I need to compute the (scaled) Hamming string distance d(x,y) = #{x_i != y_i : i = 1,...,n}/n where x and y are strings of length n. I use R and dplyr/tidyverse and defined the Hamming distance as

hamdist = function(x,y) mean(str_split(x, "")[[1]] != str_split(y, "")[[1]])

This works perfectly fine. However, since I want to apply it columnwise, I have to use the rowwise verb (or use map2 from purrr package). The problem: my data set contains ~50 mio observations and the calculations thus takes hours.

My question is therefore: is there a smoother/more efficient way to implement the Hamming string distance for column operations?

(dplyr solutions are preferable)

An example:

n = 1000
l = 8

rstr = function(n, l = 1) replicate(n, paste0(letters[floor(runif(l, 1, 27))], collapse = ""))

hamdist = function(x,y) mean(str_split(x, "")[[1]] != str_split(y, "")[[1]])

df = tibble(a = rstr(n, l), b = rstr(n, l))
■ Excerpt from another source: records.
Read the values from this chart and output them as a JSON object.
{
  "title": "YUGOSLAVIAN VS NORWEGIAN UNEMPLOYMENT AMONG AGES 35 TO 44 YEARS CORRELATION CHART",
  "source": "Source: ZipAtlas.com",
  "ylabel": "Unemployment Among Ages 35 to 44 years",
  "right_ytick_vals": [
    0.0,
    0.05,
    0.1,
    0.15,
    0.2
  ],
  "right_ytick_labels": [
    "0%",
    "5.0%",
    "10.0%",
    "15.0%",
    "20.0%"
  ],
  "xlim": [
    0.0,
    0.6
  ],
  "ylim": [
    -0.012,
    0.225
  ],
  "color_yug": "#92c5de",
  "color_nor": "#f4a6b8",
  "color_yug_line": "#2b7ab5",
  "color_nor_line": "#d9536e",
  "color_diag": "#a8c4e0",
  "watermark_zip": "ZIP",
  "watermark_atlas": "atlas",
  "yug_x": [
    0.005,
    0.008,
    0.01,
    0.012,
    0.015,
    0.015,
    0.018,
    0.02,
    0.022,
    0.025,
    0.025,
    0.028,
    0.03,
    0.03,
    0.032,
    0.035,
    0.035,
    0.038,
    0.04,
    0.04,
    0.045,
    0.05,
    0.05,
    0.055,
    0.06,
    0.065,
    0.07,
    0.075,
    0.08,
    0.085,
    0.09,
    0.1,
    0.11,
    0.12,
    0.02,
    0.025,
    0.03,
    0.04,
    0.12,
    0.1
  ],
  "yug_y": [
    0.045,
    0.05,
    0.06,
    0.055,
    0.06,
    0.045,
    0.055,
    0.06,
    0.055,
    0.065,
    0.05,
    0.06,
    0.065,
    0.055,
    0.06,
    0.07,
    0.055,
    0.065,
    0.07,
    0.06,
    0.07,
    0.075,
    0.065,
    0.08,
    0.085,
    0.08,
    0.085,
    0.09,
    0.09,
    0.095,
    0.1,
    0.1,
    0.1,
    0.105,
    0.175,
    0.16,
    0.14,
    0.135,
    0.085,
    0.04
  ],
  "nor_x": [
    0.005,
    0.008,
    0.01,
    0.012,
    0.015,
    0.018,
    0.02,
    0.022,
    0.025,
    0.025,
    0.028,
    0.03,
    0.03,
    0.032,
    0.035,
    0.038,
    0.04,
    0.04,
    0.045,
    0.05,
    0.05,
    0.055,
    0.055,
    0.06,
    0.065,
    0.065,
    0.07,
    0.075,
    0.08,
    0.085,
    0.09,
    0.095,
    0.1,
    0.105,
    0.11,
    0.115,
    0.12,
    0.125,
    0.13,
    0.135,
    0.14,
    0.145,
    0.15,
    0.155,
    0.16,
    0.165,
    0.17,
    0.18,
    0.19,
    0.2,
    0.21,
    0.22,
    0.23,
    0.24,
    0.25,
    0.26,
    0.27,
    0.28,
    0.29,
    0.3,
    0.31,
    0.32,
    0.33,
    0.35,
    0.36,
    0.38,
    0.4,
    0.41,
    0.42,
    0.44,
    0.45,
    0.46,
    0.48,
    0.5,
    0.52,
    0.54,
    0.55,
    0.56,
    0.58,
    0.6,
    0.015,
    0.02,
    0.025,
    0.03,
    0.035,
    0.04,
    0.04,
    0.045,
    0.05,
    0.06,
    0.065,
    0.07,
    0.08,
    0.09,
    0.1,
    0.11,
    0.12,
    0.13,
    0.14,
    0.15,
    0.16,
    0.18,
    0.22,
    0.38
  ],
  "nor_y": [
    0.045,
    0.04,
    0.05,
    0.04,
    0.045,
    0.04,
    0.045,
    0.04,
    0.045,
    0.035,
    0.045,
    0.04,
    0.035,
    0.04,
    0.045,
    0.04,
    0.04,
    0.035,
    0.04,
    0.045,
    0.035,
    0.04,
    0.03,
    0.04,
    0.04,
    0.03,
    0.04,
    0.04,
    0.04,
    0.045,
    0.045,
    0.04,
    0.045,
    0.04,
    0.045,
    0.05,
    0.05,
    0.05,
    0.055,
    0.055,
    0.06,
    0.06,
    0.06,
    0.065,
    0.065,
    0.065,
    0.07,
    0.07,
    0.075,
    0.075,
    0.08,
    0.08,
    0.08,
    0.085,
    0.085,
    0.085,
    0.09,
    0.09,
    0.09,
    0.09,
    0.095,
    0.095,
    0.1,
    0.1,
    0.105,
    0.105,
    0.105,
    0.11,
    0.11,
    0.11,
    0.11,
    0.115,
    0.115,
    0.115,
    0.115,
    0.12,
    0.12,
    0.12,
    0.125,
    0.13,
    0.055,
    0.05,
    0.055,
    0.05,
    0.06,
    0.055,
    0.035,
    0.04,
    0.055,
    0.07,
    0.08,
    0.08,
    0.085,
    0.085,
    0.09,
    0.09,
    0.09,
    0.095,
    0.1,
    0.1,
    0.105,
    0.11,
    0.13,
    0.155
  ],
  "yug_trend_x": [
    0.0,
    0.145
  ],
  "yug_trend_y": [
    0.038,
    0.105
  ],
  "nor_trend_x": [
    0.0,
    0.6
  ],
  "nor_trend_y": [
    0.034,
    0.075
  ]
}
df %>% mutate(dist = hamdist(a, b)) # wrong!
df %>% rowwise() %>% mutate(dist = hamdist(a, b)) # correct! but slow for n = 50 mio
1
Could you make a reproducible example? - Aurèle
I added an example. - Syd Amerikaner

1 Answers

2
votes

See the stringdist package. Function stringdist takes a method argument that can be "hamming". The stringdist package claims to be:

Built for speed, using openMP for parallel computing.